Research shows that releasing tongue-tie can lead to improvements in nipple pain and latch in breastfeeding. Osteopaths who work with infants can help identify tension, restrictions, and limitations in other structures that are affected by a tight frenulum. At TLC Osteopaths, we work closely with orthodontist and lactation consultants to provide treatment before and after the tongue-tie procedure for the soft tissues of the face, neck, and mouth. Osteopathic treatment can release pressure and tension, leading to improved mobility and function of the tongue, resulting in a greater potential for rapid improvement of function post-surgery.

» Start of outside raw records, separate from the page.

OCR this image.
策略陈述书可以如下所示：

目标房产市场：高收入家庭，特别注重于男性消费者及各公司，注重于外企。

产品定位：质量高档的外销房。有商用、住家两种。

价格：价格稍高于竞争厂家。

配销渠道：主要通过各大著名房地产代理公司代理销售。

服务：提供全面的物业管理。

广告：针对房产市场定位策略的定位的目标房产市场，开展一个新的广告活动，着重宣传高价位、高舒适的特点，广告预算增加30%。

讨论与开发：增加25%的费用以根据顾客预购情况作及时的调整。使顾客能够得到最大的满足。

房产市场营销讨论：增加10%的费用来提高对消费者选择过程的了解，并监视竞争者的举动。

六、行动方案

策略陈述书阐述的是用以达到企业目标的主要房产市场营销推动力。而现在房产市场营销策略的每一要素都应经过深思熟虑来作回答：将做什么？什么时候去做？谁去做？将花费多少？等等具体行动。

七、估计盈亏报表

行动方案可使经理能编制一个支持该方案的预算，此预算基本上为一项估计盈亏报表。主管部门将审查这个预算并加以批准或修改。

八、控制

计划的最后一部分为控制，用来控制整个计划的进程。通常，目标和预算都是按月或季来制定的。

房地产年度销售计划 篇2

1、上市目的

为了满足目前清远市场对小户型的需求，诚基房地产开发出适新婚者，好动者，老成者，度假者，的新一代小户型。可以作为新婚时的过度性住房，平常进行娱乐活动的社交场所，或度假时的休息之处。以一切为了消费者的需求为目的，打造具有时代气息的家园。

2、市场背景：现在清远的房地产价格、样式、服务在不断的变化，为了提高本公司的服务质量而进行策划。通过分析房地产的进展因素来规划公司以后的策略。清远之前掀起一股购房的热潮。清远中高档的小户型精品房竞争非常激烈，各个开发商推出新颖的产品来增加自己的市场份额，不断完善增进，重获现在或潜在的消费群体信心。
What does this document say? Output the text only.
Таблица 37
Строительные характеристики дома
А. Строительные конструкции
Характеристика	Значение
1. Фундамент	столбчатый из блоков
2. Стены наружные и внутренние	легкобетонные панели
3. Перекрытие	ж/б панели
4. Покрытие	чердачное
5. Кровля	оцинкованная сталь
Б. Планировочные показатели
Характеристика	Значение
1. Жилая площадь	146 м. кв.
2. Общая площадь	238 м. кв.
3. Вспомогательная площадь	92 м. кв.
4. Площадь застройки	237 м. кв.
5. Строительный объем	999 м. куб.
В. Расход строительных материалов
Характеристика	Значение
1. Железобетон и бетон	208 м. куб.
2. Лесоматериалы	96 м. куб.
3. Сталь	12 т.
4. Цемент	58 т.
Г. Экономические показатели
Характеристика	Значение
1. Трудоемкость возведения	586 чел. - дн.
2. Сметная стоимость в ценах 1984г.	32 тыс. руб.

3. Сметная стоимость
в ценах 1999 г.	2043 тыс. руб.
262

Not all tongue ties need to be cut or lasered. Some low grade tongue ties may release with appropriate stretching. Midwifes, Plunket nurses(? Depending on the nurse ), osteopaths and the team at changing faces can assess and advise on the best treatment options for your baby.

Conclusion

Tongue-tie is a common condition that affects babies and can cause breastfeeding issues for both the mother and baby. It may also have lasting impacts on development that may lead to teeth crowding, neck pain, and headaches. While the exact cause of tongue-tie is unknown, it appears to run in families and is more common in boys. Osteopaths who work with infants can help identify tongue-ties and provide treatment before and after the procedure to enhance success. With growing awareness and understanding of tongue-tie and its impact on breastfeeding and other areas of development, it's important to seek a second assessment if needed and work with experienced professionals to ensure optimal outcomes.